Reputation: 11801
Let's say you have a product which consists of multiple client UI's (desktop, silverlight, iPhone) which all share common business code, WCF services and a single database. All the source is in a single git repository.
Should each of the UI pieces and the WCF services be built and versioned independently or should new builds increment the version number for all of them?
Upvotes: 0
Views: 121
Reputation: 1823
Off the top of my head, there are a number of different ways to handle this, and none of them are "right." It all depends on your release processes and how you want to present your product to the customer.
If you test and release your components in lockstep, it's probably useful to have your version numbers move in lockstep as well. That way everyone knows version 1.4.4 of the desktop UI knows that the 1.4.4 iPhone version should have the same features.
If your UIs can have different features at different times (rush to release a feature in the desktop, but it can wait for iPhone), then obviously you'll have different version numbers. I'd recommend, however, that major releases should re-sync up the version numbers to X.0.0.
You can make this somewhat moot by having the products follow their own version schedule for the usual <major>.<minor>.<maintenance-patch>
part, and include the build number as the last component. So you'd end up with <major>.<minor>.<patch>.<build>
. The advantage to this approach is that you can release different components at different times, and you still get the record of the build it came from. In this case, the build number should be a monotonically increasing number, typically managed by a centralized build system.
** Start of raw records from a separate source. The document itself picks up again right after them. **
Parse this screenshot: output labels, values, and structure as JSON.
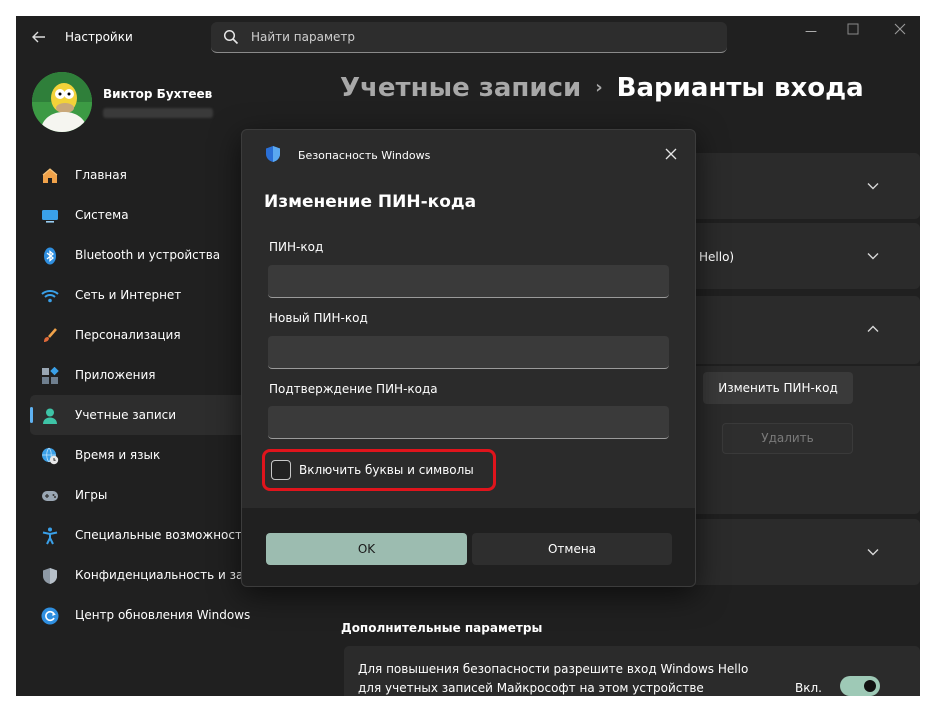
{
  "window": {
    "title": "Настройки",
    "search_placeholder": "Найти параметр"
  },
  "profile": {
    "name": "Виктор Бухтеев"
  },
  "sidebar": {
    "items": [
      {
        "label": "Главная",
        "icon": "home-icon"
      },
      {
        "label": "Система",
        "icon": "system-icon"
      },
      {
        "label": "Bluetooth и устройства",
        "icon": "bluetooth-icon"
      },
      {
        "label": "Сеть и Интернет",
        "icon": "wifi-icon"
      },
      {
        "label": "Персонализация",
        "icon": "brush-icon"
      },
      {
        "label": "Приложения",
        "icon": "apps-icon"
      },
      {
        "label": "Учетные записи",
        "icon": "account-icon",
        "active": true
      },
      {
        "label": "Время и язык",
        "icon": "globe-clock-icon"
      },
      {
        "label": "Игры",
        "icon": "gamepad-icon"
      },
      {
        "label": "Специальные возможности",
        "icon": "accessibility-icon"
      },
      {
        "label": "Конфиденциальность и защита",
        "icon": "shield-icon"
      },
      {
        "label": "Центр обновления Windows",
        "icon": "update-icon"
      }
    ]
  },
  "main": {
    "breadcrumb_parent": "Учетные записи",
    "breadcrumb_separator": "›",
    "breadcrumb_current": "Варианты входа",
    "card2_partial": "Hello)",
    "change_pin_button": "Изменить ПИН-код",
    "remove_button": "Удалить",
    "section_title": "Дополнительные параметры",
    "info_line1": "Для повышения безопасности разрешите вход Windows Hello",
    "info_line2": "для учетных записей Майкрософт на этом устройстве",
    "toggle_label": "Вкл.",
    "toggle_on": true
  },
  "dialog": {
    "caption": "Безопасность Windows",
    "title": "Изменение ПИН-кода",
    "fields": [
      {
        "label": "ПИН-код",
        "value": ""
      },
      {
        "label": "Новый ПИН-код",
        "value": ""
      },
      {
        "label": "Подтверждение ПИН-кода",
        "value": ""
      }
    ],
    "checkbox_label": "Включить буквы и символы",
    "checkbox_checked": false,
    "ok_label": "OK",
    "cancel_label": "Отмена"
  },
  "colors": {
    "accent": "#5fb2f2",
    "highlight_border": "#e0141c",
    "ok_button": "#9cbcb0",
    "toggle_on": "#9ec9b6"
  }
}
I usually don't like to leave control of version numbers to the build system, as there can be a lot of sensitivity around the subject with marketing, product line management, etc. Having the build number is very useful, but make it the least important part of the version number.
One thing I will recommend is having your build process "build the world" at one time. Obviously you'll want to enable building the separate UIs for the convenience of developers, but it's a lot easier to manage a single nightly build processes that builds all the possible components with all of their dependencies in one shot. And make sure all the UIs are using the same, current, shared components in your repository. If they need different versions of shared components, you are asking for a world of hurt when you try to correctly build everything. You then end up having separate builds for the various components, which trigger builds of the UIs, etc.